Essa troca de posições entre o mar e o sertão parece também se harmonizar com o que a ciência nos diz sobre a forma antiga dos continentes. Havia o tal de Gonduana em que a América do Sul se encaixava no “sovaco” da África como duas peças de quebra-cabeças. Dizem meus amigos cearenses que as palavras atuais “Ceará” e “Saara” vêm de uma mesma palavra remota, que preservava a lembrança de quando essas duas regiões eram uma só, antes da separação dos continentes. 

Glauber nos fez imaginar um sertão sendo invadido pelos tsunamis torrenciais produzidos pelo efeito estufa e pelo degelo dos polos, enquanto por uma descompensação geológica qualquer o leito do oceano ficaria exposto ao sol, o plancto ressecando em rochas indestrutíveis. 

Mas talvez o sentido da profecia não esteja em “virar a moeda” de quem está quieto, no caso o Oceano Atlântico. Ela se refere somente ao sertão. Visitem o Cariri cearense, a feira de Juazeiro, vejam aquelas pedras fósseis com esqueletos de peixe, achadas nas regiões caririzeiras mais áridas. O sertão pode virar mar porque naquele mesmo local existia um mar que virou sertão. 

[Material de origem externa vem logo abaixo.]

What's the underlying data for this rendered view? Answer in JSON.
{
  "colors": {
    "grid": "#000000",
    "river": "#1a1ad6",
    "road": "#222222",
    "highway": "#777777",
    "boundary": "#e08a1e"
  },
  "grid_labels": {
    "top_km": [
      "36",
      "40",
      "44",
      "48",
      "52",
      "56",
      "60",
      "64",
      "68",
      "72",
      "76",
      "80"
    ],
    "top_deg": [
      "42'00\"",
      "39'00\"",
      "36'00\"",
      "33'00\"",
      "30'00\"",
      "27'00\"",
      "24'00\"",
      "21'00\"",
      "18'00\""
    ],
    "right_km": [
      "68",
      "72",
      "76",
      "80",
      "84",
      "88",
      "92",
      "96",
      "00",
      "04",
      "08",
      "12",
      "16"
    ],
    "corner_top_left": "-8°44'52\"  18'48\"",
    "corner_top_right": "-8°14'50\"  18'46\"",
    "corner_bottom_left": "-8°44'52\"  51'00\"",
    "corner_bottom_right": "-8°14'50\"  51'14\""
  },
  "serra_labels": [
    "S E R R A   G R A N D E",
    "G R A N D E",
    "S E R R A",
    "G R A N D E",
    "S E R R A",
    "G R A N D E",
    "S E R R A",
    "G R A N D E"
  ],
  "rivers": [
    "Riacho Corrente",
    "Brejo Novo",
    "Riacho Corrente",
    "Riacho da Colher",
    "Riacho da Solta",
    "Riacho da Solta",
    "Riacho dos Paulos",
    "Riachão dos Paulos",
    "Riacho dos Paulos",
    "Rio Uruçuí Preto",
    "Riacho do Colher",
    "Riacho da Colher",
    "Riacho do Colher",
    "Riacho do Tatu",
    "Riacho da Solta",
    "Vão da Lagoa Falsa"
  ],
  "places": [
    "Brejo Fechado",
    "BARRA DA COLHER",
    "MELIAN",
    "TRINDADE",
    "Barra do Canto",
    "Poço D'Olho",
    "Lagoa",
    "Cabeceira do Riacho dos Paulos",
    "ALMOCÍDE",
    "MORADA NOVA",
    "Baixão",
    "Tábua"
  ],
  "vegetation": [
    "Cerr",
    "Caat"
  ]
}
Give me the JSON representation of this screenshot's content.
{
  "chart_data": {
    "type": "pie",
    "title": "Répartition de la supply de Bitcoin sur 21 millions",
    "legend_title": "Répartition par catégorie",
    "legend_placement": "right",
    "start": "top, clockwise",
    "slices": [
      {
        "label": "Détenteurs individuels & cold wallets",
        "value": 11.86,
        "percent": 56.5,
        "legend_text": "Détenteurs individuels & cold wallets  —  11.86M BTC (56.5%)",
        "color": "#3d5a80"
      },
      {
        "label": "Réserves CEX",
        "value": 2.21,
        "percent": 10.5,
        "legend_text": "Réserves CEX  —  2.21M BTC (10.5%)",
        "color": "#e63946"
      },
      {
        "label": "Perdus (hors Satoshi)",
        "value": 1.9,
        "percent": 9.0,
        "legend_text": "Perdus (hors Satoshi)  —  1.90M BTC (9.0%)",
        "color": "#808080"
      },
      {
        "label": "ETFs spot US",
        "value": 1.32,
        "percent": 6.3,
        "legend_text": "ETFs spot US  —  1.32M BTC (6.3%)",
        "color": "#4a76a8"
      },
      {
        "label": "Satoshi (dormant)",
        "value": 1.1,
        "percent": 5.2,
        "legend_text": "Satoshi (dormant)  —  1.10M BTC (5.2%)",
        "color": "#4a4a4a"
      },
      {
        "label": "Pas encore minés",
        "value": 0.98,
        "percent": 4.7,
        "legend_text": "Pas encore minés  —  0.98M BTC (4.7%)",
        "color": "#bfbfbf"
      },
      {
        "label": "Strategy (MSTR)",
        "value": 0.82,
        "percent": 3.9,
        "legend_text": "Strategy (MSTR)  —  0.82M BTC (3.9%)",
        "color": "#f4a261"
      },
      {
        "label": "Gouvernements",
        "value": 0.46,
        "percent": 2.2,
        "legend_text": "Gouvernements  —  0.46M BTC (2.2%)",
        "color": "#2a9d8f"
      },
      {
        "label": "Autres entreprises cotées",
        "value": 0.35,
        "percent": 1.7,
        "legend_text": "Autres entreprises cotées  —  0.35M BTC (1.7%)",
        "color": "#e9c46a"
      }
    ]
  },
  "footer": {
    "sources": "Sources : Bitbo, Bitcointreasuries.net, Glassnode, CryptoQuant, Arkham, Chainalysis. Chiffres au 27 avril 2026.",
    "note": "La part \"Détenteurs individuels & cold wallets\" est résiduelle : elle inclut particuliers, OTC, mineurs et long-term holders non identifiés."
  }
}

O que esteve submerso um dia, e hoje não passa de um raso requeimado pelo sol, pode ser submerso de novo. O oceano talvez se detenha diante do Arquipélago da Borborema, rodeando-o. Os peixes encravados nas pedras do Juazeiro abrirão os olhos, abrirão as guelras e voltarão a nadar nas suas águas antiquíssimas. O sertão é uma mera fase entre dois momentos do mesmo mar oceano. Quem sobreviver, verá.